Media See Legal Battle as Conservatives vs. "Rights": As the supposedly Bush-favoring, conservative-tilting Supreme Court came to the end of its term in June, the headline-grabbing decisions were more pleasing to liberals — even though the networks didn’t seem to find anyone who fit that label.

     On June 23, the Court ruled largely in favor of allowing the use of racial criteria in admissions at the University of Michigan, both for undergraduates (the Gratz case) and law school applicants (the Grutter case), but no one called the racial-quota supporters “liberals.” It helped that military officers and corporate chieftains — each seen as stereotypically right-wing — filed supportive briefs in favor of, to use the media code word, “affirmative action.” Liberals favored “affirmative action,” while conservatives were often cast as “opponents of affirmative action.”

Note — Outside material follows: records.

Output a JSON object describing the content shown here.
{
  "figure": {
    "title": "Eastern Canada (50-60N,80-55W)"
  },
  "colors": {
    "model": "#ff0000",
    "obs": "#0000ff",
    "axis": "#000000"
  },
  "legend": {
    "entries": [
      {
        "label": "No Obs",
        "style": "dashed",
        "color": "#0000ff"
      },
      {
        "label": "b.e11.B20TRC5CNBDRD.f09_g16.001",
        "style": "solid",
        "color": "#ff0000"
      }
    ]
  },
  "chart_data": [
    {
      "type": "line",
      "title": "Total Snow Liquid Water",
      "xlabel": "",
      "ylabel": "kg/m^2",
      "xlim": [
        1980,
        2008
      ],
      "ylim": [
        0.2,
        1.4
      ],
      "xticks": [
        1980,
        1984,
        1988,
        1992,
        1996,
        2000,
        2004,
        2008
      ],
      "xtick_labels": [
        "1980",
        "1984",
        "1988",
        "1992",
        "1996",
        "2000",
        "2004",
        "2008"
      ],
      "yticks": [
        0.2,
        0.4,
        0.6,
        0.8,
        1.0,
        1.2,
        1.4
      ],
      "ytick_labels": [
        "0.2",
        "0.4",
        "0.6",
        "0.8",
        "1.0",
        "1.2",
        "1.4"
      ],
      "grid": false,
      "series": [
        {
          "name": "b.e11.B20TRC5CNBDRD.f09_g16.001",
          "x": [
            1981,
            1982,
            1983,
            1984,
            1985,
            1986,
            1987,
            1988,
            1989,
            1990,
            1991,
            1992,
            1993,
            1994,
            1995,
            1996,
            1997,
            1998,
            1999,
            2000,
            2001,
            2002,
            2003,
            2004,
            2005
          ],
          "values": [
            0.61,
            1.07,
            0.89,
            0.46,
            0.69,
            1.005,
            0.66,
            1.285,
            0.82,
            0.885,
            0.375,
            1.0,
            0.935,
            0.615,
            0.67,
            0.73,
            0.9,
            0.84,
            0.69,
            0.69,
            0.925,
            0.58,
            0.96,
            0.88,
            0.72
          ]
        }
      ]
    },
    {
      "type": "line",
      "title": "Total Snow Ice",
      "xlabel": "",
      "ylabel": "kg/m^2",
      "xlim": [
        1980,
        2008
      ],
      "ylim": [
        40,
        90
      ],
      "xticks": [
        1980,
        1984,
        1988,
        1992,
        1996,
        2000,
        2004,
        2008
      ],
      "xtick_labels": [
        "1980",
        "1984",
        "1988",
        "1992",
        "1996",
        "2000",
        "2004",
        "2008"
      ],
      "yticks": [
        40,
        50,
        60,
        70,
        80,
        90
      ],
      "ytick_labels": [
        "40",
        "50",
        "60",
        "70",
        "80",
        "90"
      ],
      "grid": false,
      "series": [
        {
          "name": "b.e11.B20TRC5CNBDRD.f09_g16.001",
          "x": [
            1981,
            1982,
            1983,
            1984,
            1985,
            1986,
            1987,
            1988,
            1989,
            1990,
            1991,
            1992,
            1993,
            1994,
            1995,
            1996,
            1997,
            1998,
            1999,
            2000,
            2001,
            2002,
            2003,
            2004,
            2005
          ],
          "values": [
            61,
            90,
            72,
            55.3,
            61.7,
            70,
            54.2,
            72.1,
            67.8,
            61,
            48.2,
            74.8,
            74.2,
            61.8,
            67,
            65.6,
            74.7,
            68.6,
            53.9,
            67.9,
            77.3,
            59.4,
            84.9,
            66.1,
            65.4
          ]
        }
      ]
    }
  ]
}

     During live coverage of the decision, ABC’s John Cochran relayed from the White House that the two sides of the debate were “conservatives,” and on the left, “civil rights supporters.” He explained that President Bush took “the side of the white plaintiffs in this case. That angered many civil rights supporters around the country and it pleased very much a lot of conservatives. However, when the administration actually filed its brief, it was much narrower than conservatives have wanted.”

     That approach was also employed in dividing the Court. On CNN, legal analyst Jeffrey Toobin explained “Affirmative action has become a mainstream cause, and that’s why Sandra Day O’Connor, a mainstream justice, voted the way she did.” On CBS’s The Early Show the next morning, reporter Bob Orr found an unlabeled Sandra Day O’Connor voted for a “narrowly tailored” use of race, but “the Court’s conservatives dissented.”

     On June 26, the Supreme Court voted 6-3 in Lawrence v. Texas to strike down state laws against sodomy, and again, the networks split the case into “gay rights activists” and “conservatives” — or worse.

     ABC led off with Jackie Judd, who found “activists literally cried for joy,” while “social conservatives mourned today’s ruling.” Legal reporter Cynthia McFadden followed suit: “Those in favor of gay rights considered the opinion a triumph...while on talk radio, conservatives called the decision a travesty.” McFadden concluded: “Gays and lesbians are clearly encouraged, but given some of the ferocious language on the other side, full equality may be a good ways off.” The next morning, Good Morning America reran the Judd story, but anchor Dan Harris added an introduction also pitting “gay rights activists” against “conservative groups.”

     On CBS, reporter Richard Schlesinger said the gay Texas plaintiffs were “reluctant symbols for gay rights activists who are ecstatic with the decision....Conservative groups quickly condemned the decision.” In a second story, reporter Bob McNamara described talk show host Marlin Maddoux as one who has “championed conservative causes for years, and he concluded that “conservatives” were already promising to “undo the controversial ruling.”

     On NBC, legal reporter Pete Williams led off with how “Gay rights groups were jubilant,” while “Conservative groups today roundly criticized the ruling as overreaching.” Next, reporter Roger O’Neill found only one fringe: “On the extremes, Rush Limbaugh lambasting the court, agreeing with Justice Anthony [sic] Scalia’s dissenting opinion that the court has taken sides with gays in America’s cultural wars.”

     These legal controversies underline how the media slants its coverage of social issues. On the epic political battles of our time, the sides are portrayed as the civil rights activists versus the “ferocious” conservative opponents “on the extremes.”